2. Details and outcomes regarding selected boats in distress and empty boats
Tunisia is not a place of safety
Over the past months, the crackdown against perceived political opponents, civil society and minoritized populations in Tunisia has intensified. In addition, on February 21st the Tunisian President Kais Saied held a hateful, racist and discriminatory speech towards persons on the move from sub-Saharan African countries in Tunisia.7 This led to, amongst other things, physical and institutional violence, a wave of racism and evictions of minority persons by landlords.8 A self-organized protest movement demands the UNHCR to comply with its mandate and play a role in the evacuation of persons to safe places.9
On the 8th and 9th of March alone, as a consequence of the unsafe situation in Tunisia forcing people to leave the country (amongst other factors), Seabird 2’s crews sighted 19 and 17 boats respectively. The number of rescues by the Italian authorities as well as arrivals in Lampedusa were particularly high during these days.10 As the boats departing from Tunisia usually carry a comparable number of people and look similar, it was however not possible to clearly assign the outcomes for the boats we spotted. Moreover, Seabird 2’s crews sighted an interception by the Tunisian Coast Guard in the Maltese (!) SAR zone – although Malta is responsible for this area and must respect international maritime and human rights law (distress case AC).

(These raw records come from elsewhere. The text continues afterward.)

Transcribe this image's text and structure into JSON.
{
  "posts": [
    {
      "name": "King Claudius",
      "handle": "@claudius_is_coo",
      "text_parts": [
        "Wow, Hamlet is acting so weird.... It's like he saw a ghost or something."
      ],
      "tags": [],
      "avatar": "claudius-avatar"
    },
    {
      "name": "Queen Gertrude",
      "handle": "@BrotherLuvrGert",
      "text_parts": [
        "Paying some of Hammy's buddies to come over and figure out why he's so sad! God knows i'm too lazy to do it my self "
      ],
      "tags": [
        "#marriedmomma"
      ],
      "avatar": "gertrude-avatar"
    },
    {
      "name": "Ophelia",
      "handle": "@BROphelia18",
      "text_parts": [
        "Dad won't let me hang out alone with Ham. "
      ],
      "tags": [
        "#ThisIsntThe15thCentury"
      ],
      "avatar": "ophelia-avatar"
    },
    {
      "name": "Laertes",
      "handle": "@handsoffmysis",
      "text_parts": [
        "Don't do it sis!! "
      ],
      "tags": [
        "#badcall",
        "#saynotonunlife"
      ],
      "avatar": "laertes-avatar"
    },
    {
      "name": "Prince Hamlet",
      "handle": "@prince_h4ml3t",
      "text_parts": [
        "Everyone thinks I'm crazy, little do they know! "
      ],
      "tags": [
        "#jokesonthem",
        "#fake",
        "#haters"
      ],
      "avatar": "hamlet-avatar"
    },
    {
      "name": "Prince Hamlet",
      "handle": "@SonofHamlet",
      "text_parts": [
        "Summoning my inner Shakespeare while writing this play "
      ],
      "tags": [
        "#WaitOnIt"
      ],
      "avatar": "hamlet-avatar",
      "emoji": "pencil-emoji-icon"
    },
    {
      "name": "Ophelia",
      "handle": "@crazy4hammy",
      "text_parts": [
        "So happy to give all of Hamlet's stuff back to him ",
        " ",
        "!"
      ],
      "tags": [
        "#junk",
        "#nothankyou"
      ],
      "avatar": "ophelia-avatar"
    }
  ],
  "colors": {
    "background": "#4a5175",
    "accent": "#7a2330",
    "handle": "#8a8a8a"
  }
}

The activities of the Tunisian Coast Guard have markedly increased recently. According to the organisation Forum Tunisien pour les Droits Economiques et Sociaux (FTDES), 7.494 persons were intercepted and pulled back to Tunisia in March alone.11 There exist continuous testimonies of violent behaviour by the Tunisian forces at sea.12
Sea-Watch has asserted for many years that Tunisia is not a safe place for rescued persons. 68 organisations as well as Sea-Watch have again stated that Tunisia is neither a so-called safe country of origin for Tunisian citizens nor a place of safety for those rescued from distress at sea.
Together, we ask the authorities of the European Union and its member states to stop their cooperation with Tunisian authorities on migration control. We also ask them to stop their financial and technical support to the Tunisian Coast Guard, and provide safe routes for all.13
Note: By the time the Airborne Monthly Factsheet was finalised, the European Union and Tunisia had signed a Memorandum of Understanding on 16th July 2023.14 In particular, the agreement foresees more than 100 Million Euros of EU funds being allocated to border management, with a focus on increasing the capacities of the Tunisian Coast Guard, more returns of people and no provision of safe and legal escape routes. Such a deal will inevitably lead to more pullbacks, and deportations from the EU to Tunisia as well as from Tunisia to other countries of origin. The deal will strengthen a cycle of abuse and result in severe human rights violations – encouraged and supported again by the European Union and its member states.
11.03., distress case AP: 30 persons were left to die due to inaction by the authorities of European member states.
The people in distress reached out to the Alarm Phone on 11th March during the night, where Alarm Phone immediately and continuously informed the authorities. Seabird’s crew then sighted the persons in distress in the morning in the Libyan SAR zone and sent out a mayday relay.15 The merchant vessel Basili L acknowledged the mayday relay and headed to the position. On the phone, the Italian authorities only referred to the Libyan authorities and then hung up. The merchant vessel Basilis L stated on the radio that it was in exchange with the Libyan authorities, following instructions from the Italian authorities. However, the Libyan authorities stated to Seabird’s ground crew on the phone that there was no vessel available to be sent from Benghazi to the boat in distress. The Italian authorities were informed about this, but again hung up on Seabird’s ground crew – the same then happened with the Maltese authorities. According to the Alarm Phone, the Libyan authorities stated that the Italian authorities had taken over coordination of the case. Ultimately, on the morning of Sunday 12th March, the merchant vessel Froland was able to take 17 persons on board. 30 persons however went missing. Froland disembarked the survivors in Pozzallo, Italy.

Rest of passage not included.